In between, Hate for Sale reflects Hynde’s rich mosaic persona and bohemian history. When she’s hailing love as her new favourite intravenous drug on “The Buzz” – with sly side-swipes at the patriarchy that controls supply – it’s to blissed-out surfer pop; when enthusing about the thrill she gets from art and painting in her sixties, it’s to the brash punk of “I Didn’t Know When to Stop”.

The Pretenders originally built their sound from a composite of punk, new wave and mainstream Eighties pop. And while they don’t stray far from those foundations here, their inherent variety keeps things lively, as they delve into dank dub for “Lightning Man” and ballroom balladry for “You Can’t Hurt a Fool”, where Hynde’s sultry purr reaches a balletic falsetto that wouldn’t have shamed 1970s Al Green.

Hate for Sale is the second album in a comeback of sorts – 2016’s Alone was their first in eight years – and now reunited with drummer Martin Chambers, the only other surviving original member, they attack the record with a reunion band zeal.
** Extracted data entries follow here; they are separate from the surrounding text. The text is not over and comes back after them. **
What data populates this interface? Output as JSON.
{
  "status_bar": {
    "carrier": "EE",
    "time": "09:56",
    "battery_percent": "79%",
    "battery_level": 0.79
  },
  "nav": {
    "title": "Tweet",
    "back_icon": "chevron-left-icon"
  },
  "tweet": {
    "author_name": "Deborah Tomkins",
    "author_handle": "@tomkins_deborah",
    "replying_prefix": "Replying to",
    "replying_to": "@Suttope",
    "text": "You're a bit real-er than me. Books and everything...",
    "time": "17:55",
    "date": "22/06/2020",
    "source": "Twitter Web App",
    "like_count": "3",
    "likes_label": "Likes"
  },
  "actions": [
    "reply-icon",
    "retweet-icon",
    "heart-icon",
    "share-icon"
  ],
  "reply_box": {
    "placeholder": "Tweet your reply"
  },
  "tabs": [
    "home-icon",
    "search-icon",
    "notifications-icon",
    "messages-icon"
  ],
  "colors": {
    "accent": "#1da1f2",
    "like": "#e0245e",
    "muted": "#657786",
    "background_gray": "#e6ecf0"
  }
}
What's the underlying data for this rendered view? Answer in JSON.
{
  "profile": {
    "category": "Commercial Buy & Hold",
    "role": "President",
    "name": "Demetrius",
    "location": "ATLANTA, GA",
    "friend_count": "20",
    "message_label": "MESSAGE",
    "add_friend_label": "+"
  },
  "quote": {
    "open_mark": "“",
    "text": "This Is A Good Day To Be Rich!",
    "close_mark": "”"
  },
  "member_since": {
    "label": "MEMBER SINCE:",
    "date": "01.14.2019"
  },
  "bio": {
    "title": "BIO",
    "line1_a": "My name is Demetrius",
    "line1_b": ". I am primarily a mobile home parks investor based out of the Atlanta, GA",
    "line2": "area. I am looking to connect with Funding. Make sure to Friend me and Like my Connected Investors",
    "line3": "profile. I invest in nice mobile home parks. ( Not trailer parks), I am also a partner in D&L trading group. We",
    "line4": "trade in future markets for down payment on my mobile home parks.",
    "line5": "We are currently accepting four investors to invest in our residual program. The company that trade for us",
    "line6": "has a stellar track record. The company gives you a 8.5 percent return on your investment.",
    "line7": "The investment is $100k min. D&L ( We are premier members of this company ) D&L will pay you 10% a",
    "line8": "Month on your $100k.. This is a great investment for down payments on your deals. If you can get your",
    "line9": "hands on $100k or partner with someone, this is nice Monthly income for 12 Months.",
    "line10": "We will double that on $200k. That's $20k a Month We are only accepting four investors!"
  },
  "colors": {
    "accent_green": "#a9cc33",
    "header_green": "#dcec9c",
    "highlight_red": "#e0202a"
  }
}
A few of the melodies fail to stick: Blondie-style glam rocker “Turf Account Daddy” and “Maybe Love Is in NYC”, a grungy eulogy to the romance of Manhattan, have more punch than impact. But when Hynde reels out the rockabilly to target more deadbeats on “Junkie Walk” and “Didn’t Want to Be This Lonely” in the closing stretch, everything clicks. “Losing you was a relief… I feel pity for the next one,” she snipes over prowling Rickenbacker rhythms, equal parts classic and cutting. Hynde’s rapier remains stinging – and her heart sublimely tarnished.